C’è un pensiero che mi piace particolarmente: “Ogni volta che ti lamenti della tua vita Federico ti guarda e pare dirti, “perché l’hai scelta se non ti piace?” Come se a tutti fosse concesso lo stesso grado di libertà, la stessa possibilità di plasmare l’esistenza a proprio piacimento. E non ci fosse già una differenza iniziale fra chi tra le mani ha una creta morbida da modellare e chi ha del marmo da levigare. Federico aveva sempre avuto la sua famiglia a coprirgli le spalle, che ne sapeva, lui, dell’idea di non avere alcun porto sicuro cui poter approdare in caso di tempesta?” Mi piace tantissimo questo pensiero perché mette concretezza all’idea di poter modellare la propria vita, perché spesso siamo noi a decidere come farla andare.

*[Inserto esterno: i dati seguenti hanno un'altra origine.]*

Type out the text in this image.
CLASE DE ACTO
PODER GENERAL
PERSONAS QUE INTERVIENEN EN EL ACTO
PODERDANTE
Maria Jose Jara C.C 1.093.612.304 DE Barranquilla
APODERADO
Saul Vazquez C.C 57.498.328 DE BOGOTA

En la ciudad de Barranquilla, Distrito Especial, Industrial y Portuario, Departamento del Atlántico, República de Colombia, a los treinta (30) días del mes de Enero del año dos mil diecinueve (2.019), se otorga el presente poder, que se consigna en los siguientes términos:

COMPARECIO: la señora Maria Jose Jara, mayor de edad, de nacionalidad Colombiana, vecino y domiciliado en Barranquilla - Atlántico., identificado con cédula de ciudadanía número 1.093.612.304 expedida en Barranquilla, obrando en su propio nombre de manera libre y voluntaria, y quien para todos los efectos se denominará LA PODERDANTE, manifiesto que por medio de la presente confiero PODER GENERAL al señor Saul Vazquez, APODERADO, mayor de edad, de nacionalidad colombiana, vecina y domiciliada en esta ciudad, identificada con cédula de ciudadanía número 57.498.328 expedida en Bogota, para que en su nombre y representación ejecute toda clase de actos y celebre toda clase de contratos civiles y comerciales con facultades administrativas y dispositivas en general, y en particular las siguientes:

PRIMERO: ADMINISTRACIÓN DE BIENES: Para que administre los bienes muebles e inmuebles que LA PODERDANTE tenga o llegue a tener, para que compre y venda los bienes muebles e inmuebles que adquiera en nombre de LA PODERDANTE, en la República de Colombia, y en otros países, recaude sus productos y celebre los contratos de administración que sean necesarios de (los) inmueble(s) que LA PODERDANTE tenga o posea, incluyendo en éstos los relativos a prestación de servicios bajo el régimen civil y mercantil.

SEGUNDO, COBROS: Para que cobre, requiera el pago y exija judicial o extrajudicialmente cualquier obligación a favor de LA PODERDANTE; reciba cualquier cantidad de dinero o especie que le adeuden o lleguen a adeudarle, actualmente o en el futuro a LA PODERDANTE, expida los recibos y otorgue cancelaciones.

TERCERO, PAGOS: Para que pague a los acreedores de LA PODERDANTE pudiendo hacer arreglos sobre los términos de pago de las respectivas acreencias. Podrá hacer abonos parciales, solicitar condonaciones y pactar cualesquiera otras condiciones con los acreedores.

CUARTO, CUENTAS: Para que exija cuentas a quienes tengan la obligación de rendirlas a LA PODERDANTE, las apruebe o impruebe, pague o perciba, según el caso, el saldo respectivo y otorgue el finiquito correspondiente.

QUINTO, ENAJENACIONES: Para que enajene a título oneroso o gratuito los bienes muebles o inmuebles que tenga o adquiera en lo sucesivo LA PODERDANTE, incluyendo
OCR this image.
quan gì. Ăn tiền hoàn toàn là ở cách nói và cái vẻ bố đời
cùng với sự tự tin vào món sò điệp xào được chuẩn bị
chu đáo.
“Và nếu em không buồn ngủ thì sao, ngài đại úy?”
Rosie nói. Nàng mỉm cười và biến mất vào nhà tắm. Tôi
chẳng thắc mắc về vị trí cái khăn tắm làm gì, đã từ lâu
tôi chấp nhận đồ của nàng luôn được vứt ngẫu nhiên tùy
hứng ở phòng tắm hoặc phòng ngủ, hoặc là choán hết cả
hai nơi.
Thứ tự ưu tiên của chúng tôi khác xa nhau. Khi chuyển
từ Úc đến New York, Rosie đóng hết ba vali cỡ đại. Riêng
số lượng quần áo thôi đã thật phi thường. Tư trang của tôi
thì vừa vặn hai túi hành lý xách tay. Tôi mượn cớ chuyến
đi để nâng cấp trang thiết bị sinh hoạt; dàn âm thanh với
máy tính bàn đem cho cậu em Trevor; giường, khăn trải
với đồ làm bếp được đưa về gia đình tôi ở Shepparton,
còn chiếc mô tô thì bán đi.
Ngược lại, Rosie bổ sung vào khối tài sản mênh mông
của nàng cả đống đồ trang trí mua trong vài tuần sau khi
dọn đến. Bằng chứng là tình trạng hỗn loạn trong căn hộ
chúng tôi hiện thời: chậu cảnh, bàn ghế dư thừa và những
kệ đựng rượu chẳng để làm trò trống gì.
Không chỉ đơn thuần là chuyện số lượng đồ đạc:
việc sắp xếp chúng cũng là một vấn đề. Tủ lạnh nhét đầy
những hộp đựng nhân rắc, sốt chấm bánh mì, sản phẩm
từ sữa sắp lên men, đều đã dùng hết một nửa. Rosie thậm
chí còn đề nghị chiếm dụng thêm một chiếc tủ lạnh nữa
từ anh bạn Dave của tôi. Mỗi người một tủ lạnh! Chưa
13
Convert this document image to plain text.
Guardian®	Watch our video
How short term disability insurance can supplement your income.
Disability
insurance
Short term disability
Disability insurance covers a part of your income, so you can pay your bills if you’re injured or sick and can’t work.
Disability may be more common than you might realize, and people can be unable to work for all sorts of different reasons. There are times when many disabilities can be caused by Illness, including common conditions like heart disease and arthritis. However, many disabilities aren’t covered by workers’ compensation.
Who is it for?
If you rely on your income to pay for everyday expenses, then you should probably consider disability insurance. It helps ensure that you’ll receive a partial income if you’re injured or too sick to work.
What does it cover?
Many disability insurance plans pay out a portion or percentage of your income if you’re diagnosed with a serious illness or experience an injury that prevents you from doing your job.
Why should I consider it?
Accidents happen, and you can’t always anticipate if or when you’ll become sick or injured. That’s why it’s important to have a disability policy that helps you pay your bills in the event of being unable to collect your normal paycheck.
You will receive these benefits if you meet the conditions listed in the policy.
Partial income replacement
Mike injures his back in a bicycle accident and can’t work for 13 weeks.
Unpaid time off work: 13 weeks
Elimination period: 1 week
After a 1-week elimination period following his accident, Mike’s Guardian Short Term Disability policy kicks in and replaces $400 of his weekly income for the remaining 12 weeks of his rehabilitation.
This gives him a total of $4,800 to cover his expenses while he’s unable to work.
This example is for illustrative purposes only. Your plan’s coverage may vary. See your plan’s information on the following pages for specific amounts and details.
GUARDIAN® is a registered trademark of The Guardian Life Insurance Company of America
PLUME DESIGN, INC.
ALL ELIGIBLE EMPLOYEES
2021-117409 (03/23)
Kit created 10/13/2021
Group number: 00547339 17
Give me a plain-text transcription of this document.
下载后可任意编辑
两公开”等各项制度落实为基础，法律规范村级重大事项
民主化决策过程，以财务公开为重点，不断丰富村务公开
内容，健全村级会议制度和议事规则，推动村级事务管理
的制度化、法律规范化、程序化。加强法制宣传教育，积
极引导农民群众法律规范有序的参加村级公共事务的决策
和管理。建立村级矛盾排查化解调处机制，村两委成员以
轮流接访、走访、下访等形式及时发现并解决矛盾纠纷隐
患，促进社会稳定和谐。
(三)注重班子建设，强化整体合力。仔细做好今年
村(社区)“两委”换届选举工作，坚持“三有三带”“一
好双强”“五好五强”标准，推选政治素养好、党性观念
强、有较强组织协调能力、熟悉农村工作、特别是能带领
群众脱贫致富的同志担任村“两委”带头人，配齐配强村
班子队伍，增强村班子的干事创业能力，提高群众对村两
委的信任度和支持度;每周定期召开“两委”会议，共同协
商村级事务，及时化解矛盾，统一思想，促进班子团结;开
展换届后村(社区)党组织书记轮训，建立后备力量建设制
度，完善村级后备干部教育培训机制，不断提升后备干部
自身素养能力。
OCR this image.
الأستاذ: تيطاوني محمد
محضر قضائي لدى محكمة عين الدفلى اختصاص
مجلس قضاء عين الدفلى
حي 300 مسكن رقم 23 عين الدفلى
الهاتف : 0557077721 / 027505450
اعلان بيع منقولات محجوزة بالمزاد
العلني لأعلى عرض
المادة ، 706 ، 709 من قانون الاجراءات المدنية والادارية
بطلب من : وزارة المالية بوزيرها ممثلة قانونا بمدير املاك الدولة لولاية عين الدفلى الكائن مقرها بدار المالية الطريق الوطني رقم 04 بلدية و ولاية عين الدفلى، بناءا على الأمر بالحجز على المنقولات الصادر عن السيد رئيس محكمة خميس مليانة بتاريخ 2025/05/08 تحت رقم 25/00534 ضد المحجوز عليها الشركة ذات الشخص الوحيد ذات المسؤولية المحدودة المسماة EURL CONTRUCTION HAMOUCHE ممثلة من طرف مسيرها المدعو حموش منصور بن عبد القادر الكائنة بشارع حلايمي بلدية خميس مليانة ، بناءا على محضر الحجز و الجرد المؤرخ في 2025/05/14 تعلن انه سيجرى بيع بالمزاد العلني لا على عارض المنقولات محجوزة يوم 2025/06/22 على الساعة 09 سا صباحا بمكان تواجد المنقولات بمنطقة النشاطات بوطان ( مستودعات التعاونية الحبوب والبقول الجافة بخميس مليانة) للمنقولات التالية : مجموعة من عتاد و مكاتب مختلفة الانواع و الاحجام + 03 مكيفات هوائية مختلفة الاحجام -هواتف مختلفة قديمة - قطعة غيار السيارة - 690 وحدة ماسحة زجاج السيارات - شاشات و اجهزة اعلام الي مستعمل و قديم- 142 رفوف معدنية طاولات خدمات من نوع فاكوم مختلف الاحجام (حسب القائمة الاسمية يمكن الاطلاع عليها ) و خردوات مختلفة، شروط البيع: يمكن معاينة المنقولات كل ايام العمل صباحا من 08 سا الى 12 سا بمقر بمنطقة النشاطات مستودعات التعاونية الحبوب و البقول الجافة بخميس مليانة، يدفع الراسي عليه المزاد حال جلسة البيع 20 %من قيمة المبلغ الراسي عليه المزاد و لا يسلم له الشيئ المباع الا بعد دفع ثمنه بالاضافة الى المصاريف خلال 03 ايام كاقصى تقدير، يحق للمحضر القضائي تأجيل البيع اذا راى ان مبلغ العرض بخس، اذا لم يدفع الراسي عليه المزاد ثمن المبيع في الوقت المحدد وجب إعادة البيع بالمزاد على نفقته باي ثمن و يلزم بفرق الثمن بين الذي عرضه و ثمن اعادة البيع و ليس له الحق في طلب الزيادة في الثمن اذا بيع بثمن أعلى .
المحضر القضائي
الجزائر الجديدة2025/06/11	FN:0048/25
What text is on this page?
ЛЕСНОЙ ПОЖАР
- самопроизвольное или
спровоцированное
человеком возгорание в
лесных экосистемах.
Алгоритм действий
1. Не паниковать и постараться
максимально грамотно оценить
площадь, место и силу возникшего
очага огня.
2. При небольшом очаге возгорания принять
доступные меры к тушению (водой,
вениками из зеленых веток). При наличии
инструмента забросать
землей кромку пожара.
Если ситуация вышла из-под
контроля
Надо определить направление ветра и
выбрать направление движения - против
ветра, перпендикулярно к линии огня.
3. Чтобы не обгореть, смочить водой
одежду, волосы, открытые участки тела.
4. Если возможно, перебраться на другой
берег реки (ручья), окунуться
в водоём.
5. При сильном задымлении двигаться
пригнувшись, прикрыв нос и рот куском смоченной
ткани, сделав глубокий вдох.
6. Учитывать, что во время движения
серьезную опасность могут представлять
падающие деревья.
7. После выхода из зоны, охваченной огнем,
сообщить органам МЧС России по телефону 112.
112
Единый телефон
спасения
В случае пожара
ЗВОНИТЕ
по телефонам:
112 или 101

A quest’idea ne collego un’altra: “Quando, al corso prematrimoniale, Don Marco aveva chiesto a cosa dovesse assomigliare secondo loro un rapporto felice, Federico aveva pensato una bicicletta. Perché con la bicicletta si arriva più veloce di quanto non si farebbe a piedi ovunque si sia diretti. E poi chi ha deciso di starci accanto può al massimo dividere con noi la strada inforcando un’altra bicicletta. Possiamo uniformare l’andatura, indicarci reciprocamente i cocci di vetro pronti a forare le gomme e cambiare insieme la camera d’aria quando non riusciremo a evitarli. Ma ciò non toglie che il percorso, con tutto quello che implica, rimane un fatto privato. Chi non lo crede è un illuso o è seduto sul posto dietro del tandem di un altro e non lo sa.”
Il libro si caratterizza per uno stile semplice e interessante, soprattutto per il linguaggio comune e fluido ma a tratti ricercato, inoltre è chiaro e scorrevole e fa capire alla perfezione i concetti. Solo in alcuni punti può risultare un po’ difficile da seguire poiché la storia non segue un ordine cronologico, ma presenta numerosi flashback e flashforward.
Concludo con un altro passaggio che mi ha colpito e che la nonna di Matilde le ripeteva fin da quando era piccola: “La felicità, quando c’è, non ha bisogno di gridare. La si tiene a riparo, le si parla sottovoce. Come un bambino che dorme e che abbiamo paura di svegliare.”